Оказалось, что в нём просто неисчерпаемые залежи любви. Это была другая любовь, не лагерная, о которой Евгений Борисович выражался кратко и энергично – словом из двух слогов. В этой другой любви главным было то, что можно выразить прекрасным словом —«доверие». Он понял, какое это счастье, когда всё, что в тебе есть, открыто, и не надо подбирать слова, думать, что и как сказать, не нужно ничего утаивать и приберегать на запас. Это доверие, это обоюдное желание отдать друг другу всё, что есть, и составляло сущность их любви с Асей.
Пользоваться друг другом – вот что такое были их отношения со Светкой. Любовь к Асе была полной противоположностью – ему хотелось не брать, а отдавать, и это было другое измерение любви. Со Светкой они порой позволяли себе то, чего он потом стыдился. С Асей не могло быть ничего стыдного и неприличного. А сознание, что и она желает того же: дать ему всё, что в её силах, – пронзало его таким наслаждением, о существовании, которого он раньше и не подозревал.
9.
На следующую ночь он пошёл на свидание немного раньше. Издали звучала музыка – ещё не закончились танцы, и Митя, сам не зная зачем, завернул к танцплощадке.
Танцплощадкой в лагере служила круглая веранда с чугунной оградой, увитой плющом. Иногда на небольшой сцене выступал ансамбль, это событие собирало избранную публику, но сегодня была обычная дискотека. Митя подошёл после того, как отзвучала очередная композиция, и сразу увидел Светку и Роберта. Они стояли у самого края – Роберт, положив Светке руку на плечо, что-то говорил, видимо, в чём-то её убеждая, она кивала головой, тревожно глядя ему в лицо. Рука Роберта лежала на её плече по-хозяйски, уверенно. Митя, стоя в тени, внимательно смотрел на Светку. Такой Митя её ещё никогда не видел. У неё лихорадочно блестели глаза, и выглядела она взволнованной, напряженной и как будто растерянной.
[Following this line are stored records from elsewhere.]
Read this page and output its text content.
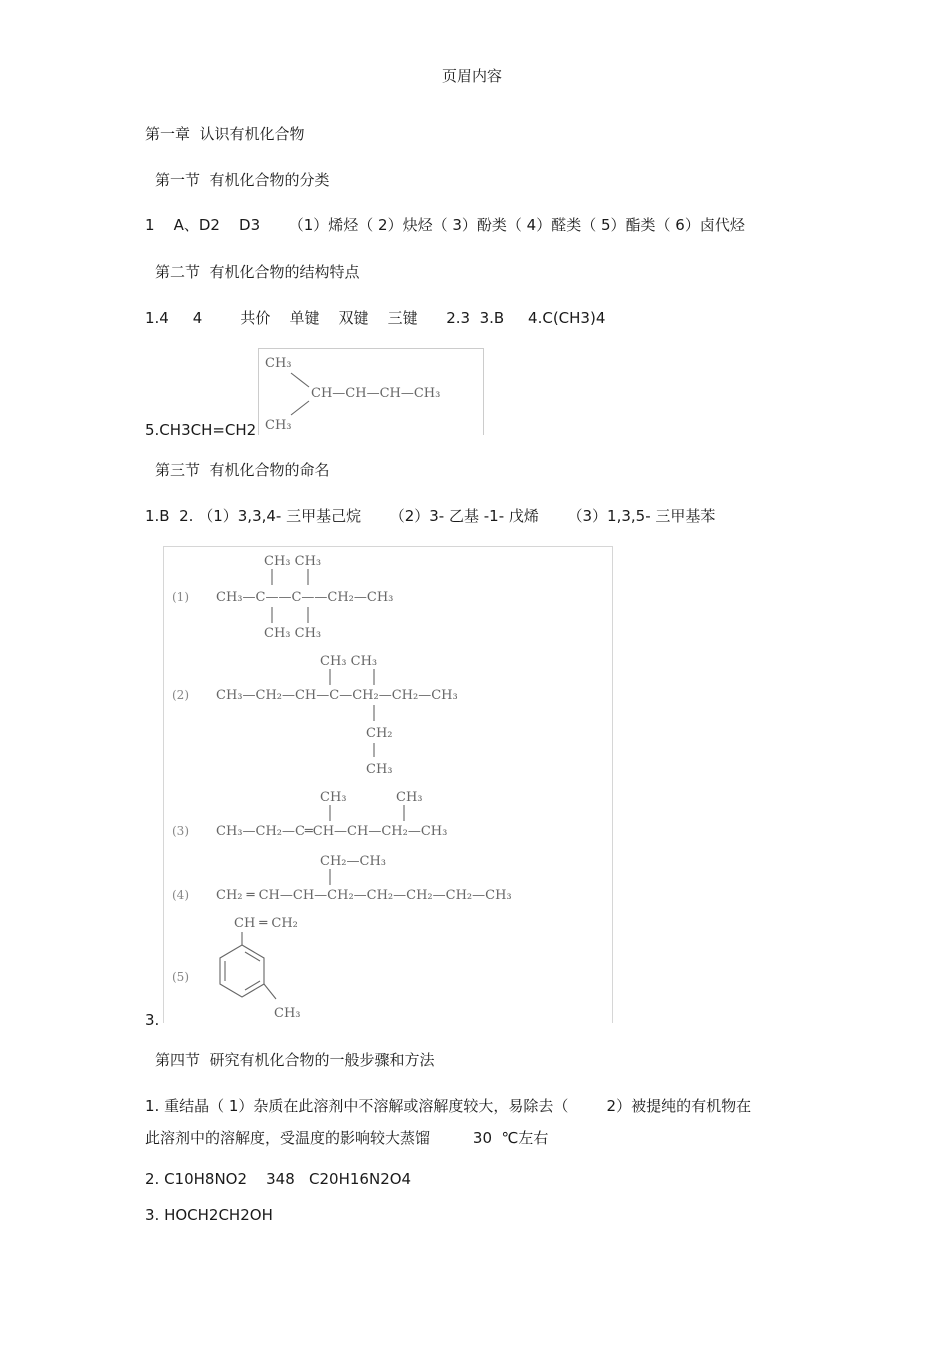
页眉内容
第一章  认识有机化合物
第一节  有机化合物的分类
1    A、D2    D3      （1）烯烃（ 2）炔烃（ 3）酚类（ 4）醛类（ 5）酯类（ 6）卤代烃
第二节  有机化合物的结构特点
1.4     4        共价    单键    双键    三键      2.3  3.B     4.C(CH3)4
CH₃
CH—CH—CH—CH₃
CH₃
5.CH3CH=CH2
第三节  有机化合物的命名
1.B  2. （1）3,3,4- 三甲基己烷      （2）3- 乙基 -1- 戊烯      （3）1,3,5- 三甲基苯
(1)
CH₃ CH₃
CH₃—C——C——CH₂—CH₃
CH₃ CH₃
(2)
CH₃ CH₃
CH₃—CH₂—CH—C—CH₂—CH₂—CH₃
CH₂
CH₃
(3)
CH₃	CH₃
CH₃—CH₂—C═CH—CH—CH₂—CH₃
(4)
CH₂—CH₃
CH₂ ═ CH—CH—CH₂—CH₂—CH₂—CH₂—CH₃
(5)
CH ═ CH₂
CH₃
3.
第四节  研究有机化合物的一般步骤和方法
1. 重结晶（ 1）杂质在此溶剂中不溶解或溶解度较大，易除去（        2）被提纯的有机物在
此溶剂中的溶解度，受温度的影响较大蒸馏         30  ℃左右
2. C10H8NO2    348   C20H16N2O4
3. HOCH2CH2OH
Танцплощадка играла значительную роль в жизни лагеря. Она служила местом встреч и знакомств. То, что потом происходило в укромных уголках лагеря, частенько начиналось отсюда. Здесь тусовались, обменивались новостями, назначали свидания… Голоса, взрывы смеха, возбуждение, висевшее над площадкой – все это было так привычно и знакомо, что Мите невольно захотелось туда же, ко всем. Но какое-то отчуждение и даже враждебность ко всему, что здесь происходило, уже отделили его от остальных. Он вдруг почувствовал себя изгоем. Словно все, кто находились по ту сторону ограды, были стаей, в которой он не принадлежал. Это была страшная мысль, но ещё страшнее было думать, что он когда-то был таким же и мог таким и остаться.
Зазвучала музыка: быстрый, напористый ритм. Роберт схватил Светку за руку, потянул её в круг, и они ритмично задвигались. Роберт танцевал красиво, тело его пульсировало, перекатывалось мускулами, сливалось с музыкой. Бедная Светка, пытаясь подражать ему, дергала бедрами, извивалась, но это получалось у неё совсем не так, как у Роберта. Она старалась изо всех сил, а Роберт, снисходительно, почти с презрением глядя на неё, добавлял в свои движения ещё чего-то, почти непристойного, и танец превращался в откровенный призыв. Прямо на танцплощадке он уже обладал ею, она знала это и принимала как должное.
То, что происходило между ними, не привлекало к себе внимания. Здесь с большим или меньшим успехом все делали то же: соблазняли, соглашались или отвергали, и всё это, не говоря ни слова. Митя словно впервые увидел, что на самом деле происходит на танцплощадке. Танец был здесь не искусством, не состязанием в ловкости и красоте, он приобретал свою первобытную суть – найти себе пару.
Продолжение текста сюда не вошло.